CapitaLand: 3Q11 results was below consensus.
Earnings were below forecast due to weaker overseas earnings. Net profit of $80.2m was -53% qoq, -83% yoy, and that was including a $32m gain from an Ascott divestment. On a 9mth basis, net profit was $581m, making up just ~55% of Street FY11E estimates.
Residential sales and recognition disappointed both domestically and abroad,
i) slow S’pore residential sales , 67 units sold in 3Q vs. 104 in 2Q, a broader reflection of softness in the prime segment, with ytd sales of 338 units ($0.7b) vs. 520 units ($1.4b) ytd 2010; CAPL’s Bedok Central (583 units), a 4Q launch should see good interest with mass end sales price elastic, yet still falling short of its 2,000- unit sales target for 2011;
ii) China sales fared no better, as CAPL held firm on pricing: 409 units sold in 3Q vs. 493 in 2Q, with ytd sales to 1,339 units ($0.5b) vs. 1,935 units ytd 2010, short of its earlier 4,000 homes sales guidance for 2011; 4Q earnings though should see lift with 3 projects scheduled for completion by end 2011.

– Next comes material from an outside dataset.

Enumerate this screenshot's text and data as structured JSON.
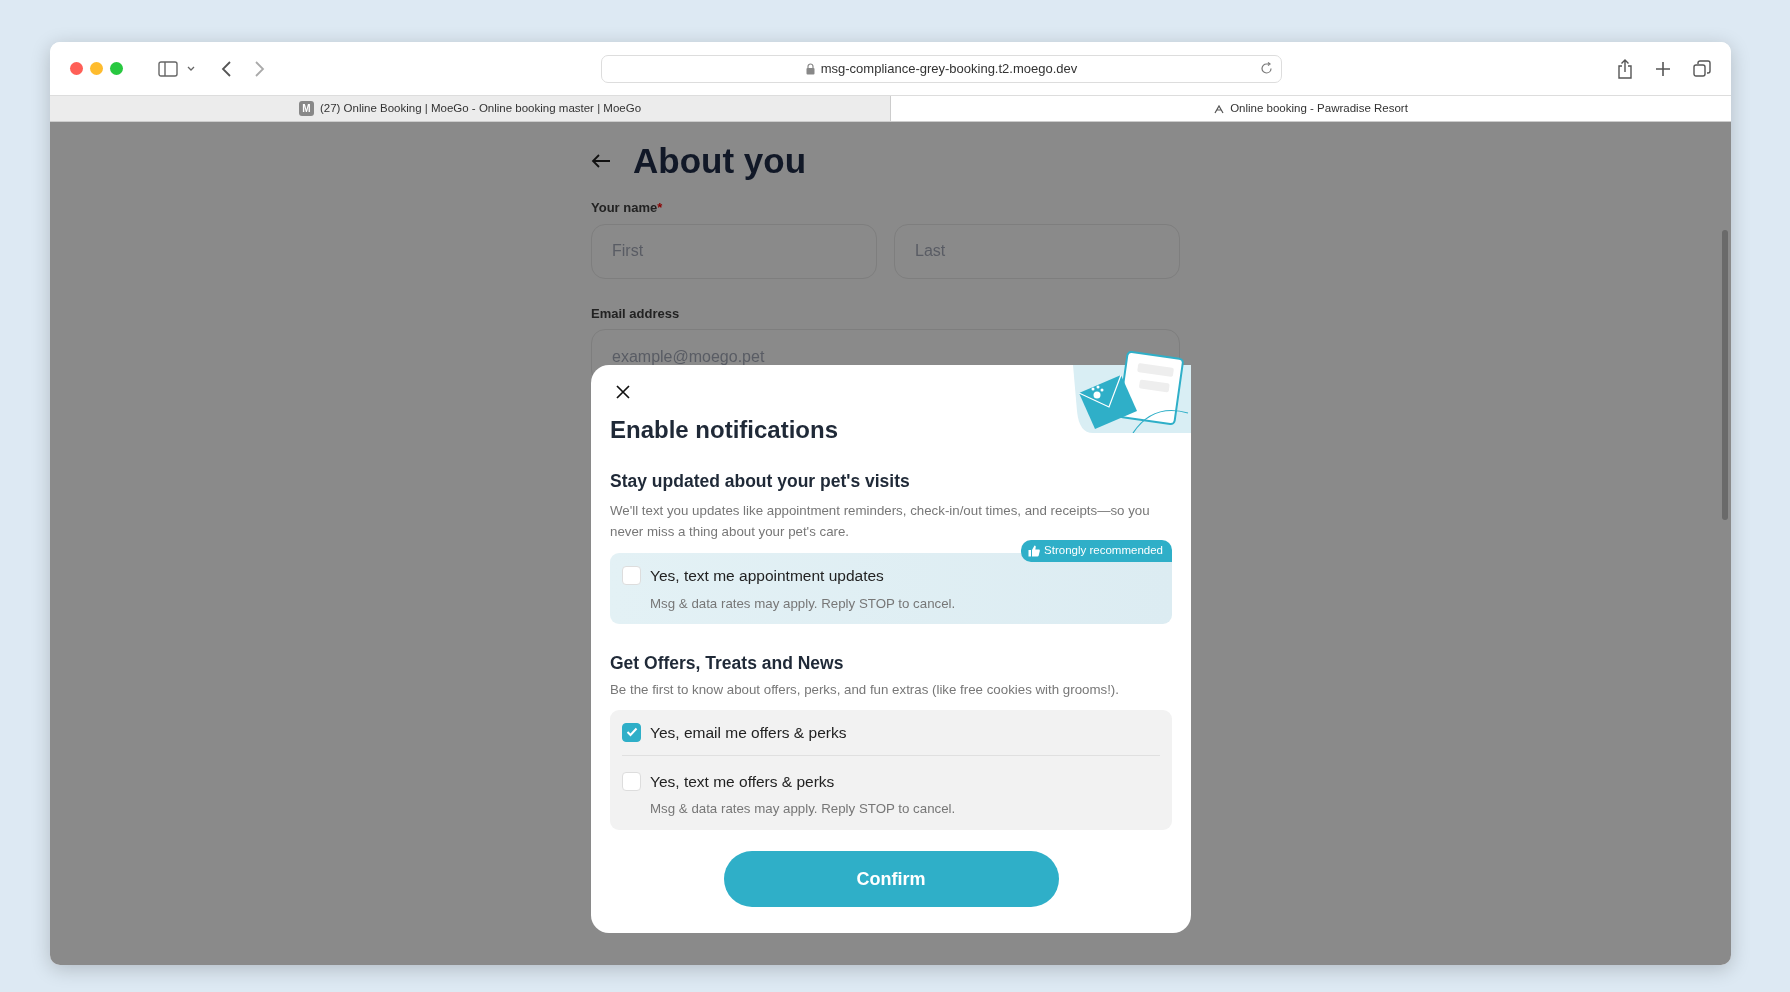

StanChart sees little near-term upside for CAPL. Notes CAPL outperformed peers in Spore and China in the past 3 months (ie KPLD, COLI and CR Land), partially due to its share buyback; this is despite a ~30% fall in the share prices of its listed subsidiaries: CMA, CCT, ART and ALZ. The house cuts RNAV estimate by 16% to $3.70/sh to account for the decline in these subsidiaries and lower the capital value for the Market Street office redevelopment. Lowers TP to $2.75 from $3.75, set at 0.75x P/RNAV, from 0.85x previously.

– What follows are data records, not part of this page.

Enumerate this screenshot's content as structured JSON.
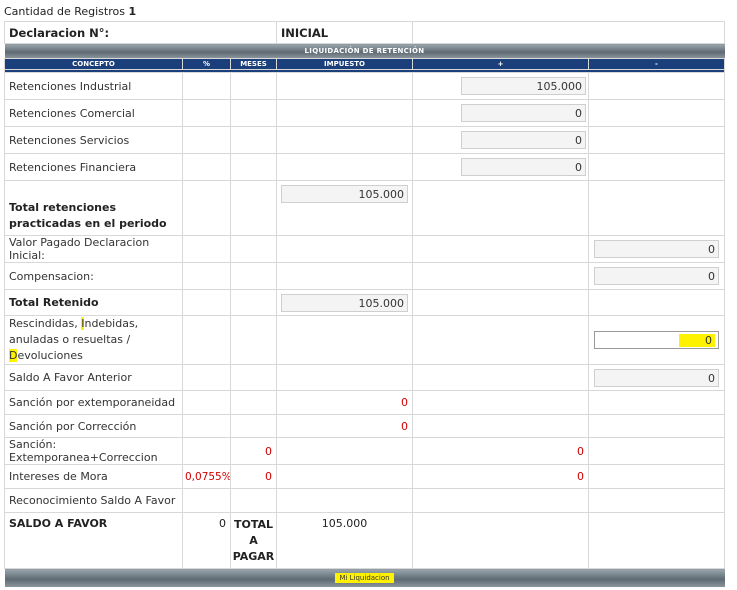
{
  "header": {
    "reg_label": "Cantidad de Registros",
    "reg_count": "1"
  },
  "decl": {
    "label": "Declaracion N°:",
    "inicial": "INICIAL"
  },
  "band_title": "LIQUIDACIÓN DE RETENCIÓN",
  "columns": {
    "concepto": "CONCEPTO",
    "pct": "%",
    "meses": "MESES",
    "impuesto": "IMPUESTO",
    "plus": "+",
    "minus": "-"
  },
  "rows": {
    "ret_industrial": {
      "label": "Retenciones Industrial",
      "plus": "105.000"
    },
    "ret_comercial": {
      "label": "Retenciones Comercial",
      "plus": "0"
    },
    "ret_servicios": {
      "label": "Retenciones Servicios",
      "plus": "0"
    },
    "ret_financiera": {
      "label": "Retenciones Financiera",
      "plus": "0"
    },
    "total_ret": {
      "label": "Total retenciones practicadas en el periodo",
      "impuesto": "105.000"
    },
    "valor_pagado": {
      "label": "Valor Pagado Declaracion Inicial:",
      "minus": "0"
    },
    "compensacion": {
      "label": "Compensacion:",
      "minus": "0"
    },
    "total_retenido": {
      "label": "Total Retenido",
      "impuesto": "105.000"
    },
    "rescindidas": {
      "w1": "Rescindidas, ",
      "h1": "I",
      "w2": "ndebidas, anuladas o resueltas / ",
      "h2": "D",
      "w3": "evoluciones",
      "minus": "0"
    },
    "saldo_anterior": {
      "label": "Saldo A Favor Anterior",
      "minus": "0"
    },
    "sancion_ext": {
      "label": "Sanción por  extemporaneidad",
      "impuesto": "0"
    },
    "sancion_corr": {
      "label": "Sanción por Corrección",
      "impuesto": "0"
    },
    "sancion_both": {
      "label": "Sanción: Extemporanea+Correccion",
      "meses": "0",
      "plus": "0"
    },
    "intereses": {
      "label": "Intereses de Mora",
      "pct": "0,0755%",
      "meses": "0",
      "plus": "0"
    },
    "reconocimiento": {
      "label": "Reconocimiento Saldo A Favor"
    },
    "saldo_favor": {
      "label": "SALDO A FAVOR",
      "pct": "0",
      "total_pagar": "TOTAL A PAGAR",
      "impuesto": "105.000"
    }
  },
  "footer": {
    "button": "Mi Liquidacion"
  }
}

Goldman, Nomura keep at Buy with TP $4.28, 4.05 rptvly.
Deutsche keeps at Buy but lowers TP to $2.80 from $3.03.
JPM maintains Overweight and TP $2.80. Notes expectations of a positive price catalyst are low now, which perversely may limit the downside risks, and a modest share buyback may also provide a signal of mgt’s impression of value in the stock.
Credit Suisse maintains Outperform with TP $3.50.